EDIT: The spar is a 7m, that is 210mm height and 150mm width on the root and goes linearly to 100mm and 80mm width on the tips. I just noted in my posts i didn't noted that this is a homebuilt aerobatic aircraft, so stresses are higher on the spar than regular aircraft. Sorry for not saying it before, i skipped it on my previous posts.

 

[cpinz]

I think that the use of ud tape for caps is more appropriate than fabric. Uni- has no kinks as happens with warp and weft of fabric, so more alligned fiber, better fiber volume fraction and higher strenght.

The value of E1=70 GPa that you cite, if referred to fabrics , seems too high. Anyway elastic moduli are not enough for a complete stress analysis...you will need some other properties to check the margins of safety. Be careful in choosing properties that will consider your manufacturing process.( Values too high or too optimistic could be rejected by a certification agency, in case you are pursuing a type certificate )

 

[gui1993ac]

UD fibers can be used, no problem at all. But wasn't it noted before that could be issues eith manufacturing on homebuilts with UD?

Also, 70GPa is for the laminated of the CF.
Since i modelled my beam with different materials and i'm able to obtain the normal and shear stresses on my spar, what other parameters would be required to analyze? I cannot think of any other parameters (besides structural instabilities that i'm still trying to analyze, and probably fatigue). By saying elastic module is not enough for a complete stress analysis, do you mean having a bigger safety margin to account for my assumed material properties?

Thanks,

Guilherme

 

[cpinz]

It was noted that it's difficult ( referred to DIY structures of course... not for a commercial aircraft where it's common) to layup UD in the shear web... not in spar caps, where it would be preferable ( for the reasons explained above).
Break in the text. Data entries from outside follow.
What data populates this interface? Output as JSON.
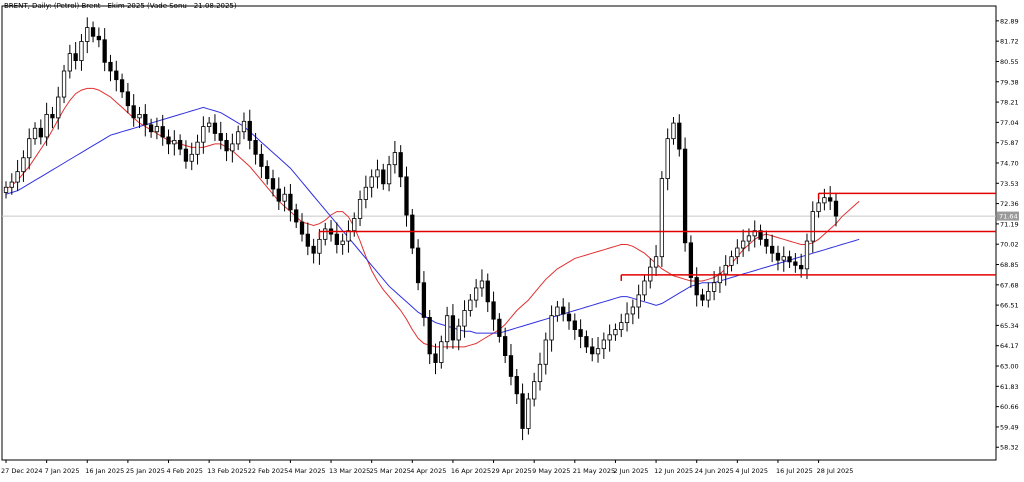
{
  "chart_data": {
    "type": "candlestick",
    "title": "BRENT, Daily:  (Petrol) Brent - Ekim 2025 (Vade Sonu - 21.08.2025)",
    "xlabel": "",
    "ylabel": "",
    "ylim": [
      57.7,
      83.4
    ],
    "last_price": 71.64,
    "price_label": "71.64",
    "yticks": [
      "82.89",
      "81.72",
      "80.55",
      "79.38",
      "78.21",
      "77.04",
      "75.87",
      "74.70",
      "73.53",
      "72.36",
      "71.19",
      "70.02",
      "68.85",
      "67.68",
      "66.51",
      "65.34",
      "64.17",
      "63.00",
      "61.83",
      "60.66",
      "59.49",
      "58.32"
    ],
    "xticks": [
      {
        "label": "27 Dec 2024",
        "i": 0
      },
      {
        "label": "7 Jan 2025",
        "i": 7
      },
      {
        "label": "16 Jan 2025",
        "i": 14
      },
      {
        "label": "25 Jan 2025",
        "i": 21
      },
      {
        "label": "4 Feb 2025",
        "i": 28
      },
      {
        "label": "13 Feb 2025",
        "i": 35
      },
      {
        "label": "22 Feb 2025",
        "i": 42
      },
      {
        "label": "4 Mar 2025",
        "i": 49
      },
      {
        "label": "13 Mar 2025",
        "i": 56
      },
      {
        "label": "25 Mar 2025",
        "i": 63
      },
      {
        "label": "4 Apr 2025",
        "i": 70
      },
      {
        "label": "16 Apr 2025",
        "i": 77
      },
      {
        "label": "29 Apr 2025",
        "i": 84
      },
      {
        "label": "9 May 2025",
        "i": 91
      },
      {
        "label": "21 May 2025",
        "i": 98
      },
      {
        "label": "2 Jun 2025",
        "i": 105
      },
      {
        "label": "12 Jun 2025",
        "i": 112
      },
      {
        "label": "24 Jun 2025",
        "i": 119
      },
      {
        "label": "4 Jul 2025",
        "i": 126
      },
      {
        "label": "16 Jul 2025",
        "i": 133
      },
      {
        "label": "28 Jul 2025",
        "i": 140
      }
    ],
    "n_bars": 144,
    "closes": [
      73.3,
      73.6,
      74.2,
      75.0,
      76.1,
      76.7,
      76.2,
      77.5,
      77.3,
      78.5,
      80.0,
      81.0,
      80.6,
      81.7,
      82.5,
      82.0,
      81.8,
      80.5,
      80.0,
      79.5,
      78.8,
      78.0,
      77.3,
      77.5,
      76.9,
      76.5,
      76.8,
      76.2,
      75.8,
      76.0,
      75.5,
      74.8,
      75.2,
      75.9,
      76.8,
      77.0,
      76.4,
      76.0,
      75.4,
      75.8,
      76.5,
      77.1,
      76.0,
      75.2,
      74.5,
      73.8,
      73.2,
      72.5,
      72.9,
      72.0,
      71.3,
      70.6,
      69.9,
      69.5,
      70.3,
      70.9,
      70.6,
      70.0,
      70.2,
      70.8,
      71.5,
      72.6,
      73.3,
      73.9,
      74.3,
      73.5,
      74.6,
      75.3,
      73.9,
      71.7,
      69.8,
      67.8,
      65.8,
      63.7,
      63.2,
      64.4,
      65.9,
      64.5,
      65.3,
      66.2,
      66.8,
      67.5,
      67.9,
      66.7,
      65.7,
      64.7,
      63.6,
      62.4,
      61.4,
      59.4,
      61.1,
      62.1,
      63.1,
      64.5,
      65.9,
      66.4,
      66.0,
      65.6,
      65.1,
      64.7,
      64.1,
      63.7,
      64.0,
      64.5,
      64.8,
      65.1,
      65.5,
      66.0,
      66.4,
      67.1,
      67.9,
      68.7,
      69.3,
      73.8,
      76.1,
      77.0,
      75.5,
      70.1,
      68.1,
      67.1,
      66.8,
      67.3,
      67.8,
      68.3,
      68.8,
      69.3,
      69.8,
      70.2,
      70.5,
      70.8,
      70.3,
      69.9,
      69.5,
      69.1,
      69.3,
      69.0,
      68.8,
      68.6,
      70.2,
      71.9,
      72.4,
      72.7,
      72.5,
      71.64
    ],
    "series": [
      {
        "name": "",
        "values": [
          73.2,
          73.4,
          73.7,
          74.1,
          74.5,
          75.0,
          75.5,
          76.0,
          76.6,
          77.2,
          77.8,
          78.3,
          78.7,
          78.9,
          79.0,
          79.0,
          78.9,
          78.7,
          78.5,
          78.2,
          77.9,
          77.6,
          77.3,
          77.0,
          76.8,
          76.6,
          76.4,
          76.2,
          76.0,
          75.9,
          75.8,
          75.7,
          75.6,
          75.6,
          75.6,
          75.7,
          75.8,
          75.8,
          75.6,
          75.4,
          75.1,
          74.8,
          74.5,
          74.1,
          73.7,
          73.3,
          72.9,
          72.5,
          72.2,
          71.9,
          71.6,
          71.3,
          71.2,
          71.1,
          71.2,
          71.4,
          71.7,
          71.9,
          71.9,
          71.6,
          71.0,
          70.2,
          69.3,
          68.5,
          67.9,
          67.4,
          67.0,
          66.6,
          66.2,
          65.7,
          65.1,
          64.6,
          64.3,
          64.2,
          64.1,
          64.1,
          64.1,
          64.1,
          64.1,
          64.1,
          64.2,
          64.3,
          64.5,
          64.7,
          64.9,
          65.1,
          65.4,
          65.8,
          66.2,
          66.5,
          66.8,
          67.2,
          67.6,
          68.0,
          68.3,
          68.6,
          68.8,
          69.0,
          69.2,
          69.3,
          69.4,
          69.5,
          69.6,
          69.7,
          69.8,
          69.9,
          70.0,
          70.0,
          69.9,
          69.7,
          69.5,
          69.2,
          68.9,
          68.6,
          68.4,
          68.2,
          68.1,
          68.0,
          67.9,
          67.9,
          67.9,
          68.0,
          68.1,
          68.3,
          68.6,
          68.9,
          69.3,
          69.7,
          70.0,
          70.3,
          70.5,
          70.6,
          70.5,
          70.4,
          70.3,
          70.2,
          70.1,
          70.0,
          70.0,
          70.1,
          70.3,
          70.6,
          70.9,
          71.2,
          71.6,
          71.9,
          72.2,
          72.5
        ]
      },
      {
        "name": "",
        "values": [
          72.9,
          73.0,
          73.1,
          73.3,
          73.5,
          73.7,
          73.9,
          74.1,
          74.3,
          74.5,
          74.7,
          74.9,
          75.1,
          75.3,
          75.5,
          75.7,
          75.9,
          76.1,
          76.3,
          76.4,
          76.5,
          76.6,
          76.7,
          76.8,
          76.9,
          77.0,
          77.1,
          77.2,
          77.3,
          77.4,
          77.5,
          77.6,
          77.7,
          77.8,
          77.9,
          77.8,
          77.7,
          77.6,
          77.4,
          77.2,
          77.0,
          76.8,
          76.5,
          76.2,
          75.9,
          75.6,
          75.3,
          75.0,
          74.7,
          74.4,
          74.0,
          73.6,
          73.2,
          72.8,
          72.4,
          72.0,
          71.6,
          71.2,
          70.8,
          70.4,
          70.0,
          69.6,
          69.2,
          68.8,
          68.4,
          68.0,
          67.6,
          67.3,
          67.0,
          66.7,
          66.4,
          66.1,
          65.9,
          65.7,
          65.5,
          65.4,
          65.3,
          65.2,
          65.1,
          65.0,
          65.0,
          64.9,
          64.9,
          64.9,
          64.9,
          64.9,
          65.0,
          65.1,
          65.2,
          65.3,
          65.4,
          65.5,
          65.6,
          65.7,
          65.8,
          65.9,
          66.0,
          66.1,
          66.2,
          66.3,
          66.4,
          66.5,
          66.6,
          66.7,
          66.8,
          66.9,
          67.0,
          67.0,
          66.9,
          66.8,
          66.7,
          66.6,
          66.5,
          66.6,
          66.8,
          67.0,
          67.2,
          67.4,
          67.6,
          67.7,
          67.8,
          67.8,
          67.8,
          67.9,
          68.0,
          68.1,
          68.2,
          68.3,
          68.4,
          68.5,
          68.6,
          68.7,
          68.8,
          68.9,
          69.0,
          69.1,
          69.2,
          69.3,
          69.4,
          69.5,
          69.6,
          69.7,
          69.8,
          69.9,
          70.0,
          70.1,
          70.2,
          70.3
        ]
      }
    ],
    "hlines": [
      {
        "y": 72.95,
        "from": 140
      },
      {
        "y": 70.75,
        "from": 54
      },
      {
        "y": 68.25,
        "from": 106
      }
    ],
    "colors": {
      "up": "#ffffff",
      "down": "#000000",
      "ma_fast": "#e03030",
      "ma_slow": "#3030e0",
      "level": "#e00000",
      "grid": "#c8c8c8"
    }
  }
}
Also for homebuilts to check for buckling is mandatory, not for fatigue ( in the sense that for such application where sound engineering judgement is used, carbon fiber is allowed to be considered fatigue resistant )

For " other properties.." I mean E11,E22,G12,vu12, sigma_allow_tension/compression, tau_allow,....in order to calculate your Margins of Safety or Reserve Factors or whatever you need to comply with the requiremets of a safe structure .
From your previous post: " My design on 150% design load is giving me about 500MPa on the spar caps (0°/90°)...." what does it mean in terms of Margin of Safety ? Nothing unless you have strenght allowables to compare with...to be honest with such value of 500 MPa and supposing hand lamination with vacuum bagging, I think you are just outside of the allowable for compression in a carbon fiber cloth.
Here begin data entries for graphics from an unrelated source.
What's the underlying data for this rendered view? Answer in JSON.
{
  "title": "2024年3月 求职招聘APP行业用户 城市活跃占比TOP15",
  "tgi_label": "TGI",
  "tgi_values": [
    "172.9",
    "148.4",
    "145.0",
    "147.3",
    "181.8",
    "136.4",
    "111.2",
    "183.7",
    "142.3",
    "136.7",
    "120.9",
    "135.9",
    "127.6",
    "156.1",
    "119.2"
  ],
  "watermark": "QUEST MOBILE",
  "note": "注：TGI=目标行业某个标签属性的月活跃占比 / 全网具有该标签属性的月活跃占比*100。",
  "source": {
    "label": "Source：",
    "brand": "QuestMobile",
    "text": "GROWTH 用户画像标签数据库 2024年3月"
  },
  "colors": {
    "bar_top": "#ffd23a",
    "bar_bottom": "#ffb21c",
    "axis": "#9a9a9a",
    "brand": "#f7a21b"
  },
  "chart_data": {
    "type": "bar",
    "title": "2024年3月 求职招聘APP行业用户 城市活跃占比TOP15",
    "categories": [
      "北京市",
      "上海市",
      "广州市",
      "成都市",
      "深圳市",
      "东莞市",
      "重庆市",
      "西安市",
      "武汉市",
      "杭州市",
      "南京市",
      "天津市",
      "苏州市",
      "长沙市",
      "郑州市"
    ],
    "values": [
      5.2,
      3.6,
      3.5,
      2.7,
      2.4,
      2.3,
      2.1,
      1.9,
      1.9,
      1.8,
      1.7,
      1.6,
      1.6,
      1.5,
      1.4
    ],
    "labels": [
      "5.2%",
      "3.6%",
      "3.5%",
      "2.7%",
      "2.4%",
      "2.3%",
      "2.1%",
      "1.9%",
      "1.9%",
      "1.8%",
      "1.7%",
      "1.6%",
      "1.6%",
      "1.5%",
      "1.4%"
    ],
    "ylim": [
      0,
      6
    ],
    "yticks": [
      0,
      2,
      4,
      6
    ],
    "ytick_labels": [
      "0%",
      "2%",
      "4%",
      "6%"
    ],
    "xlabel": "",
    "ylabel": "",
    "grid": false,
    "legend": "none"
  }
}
My suggestion: if you really want design your own airplane, submit your calculation to an expert who can advice you in a more appropriate way, expecially in the field of composites ( better if he/she has experience with manufacturing). Even if you are talking of an homebuilt, you are always talking of an aircraft...for these reasons airwortihness rules exist also for small airplanes

Cpinz

 

[gui1993ac]

cpinz,

I'll be sure to get my calculations revised by an expert. I'm trying to get in touch with people that already designed aircraft with carbon spars here in Brazil, by now just trying to learn and do most of calculations i can in ways of getting a starting point for dimensions.

Also, i'll sure get better CF laminated properties for the complete design. By now, my calculations are based on generic data, and that needs to be changed. I think to proceed now i really need an expert help.

Thank you for all the help cpinz! If i get any advances i'll be posting it here!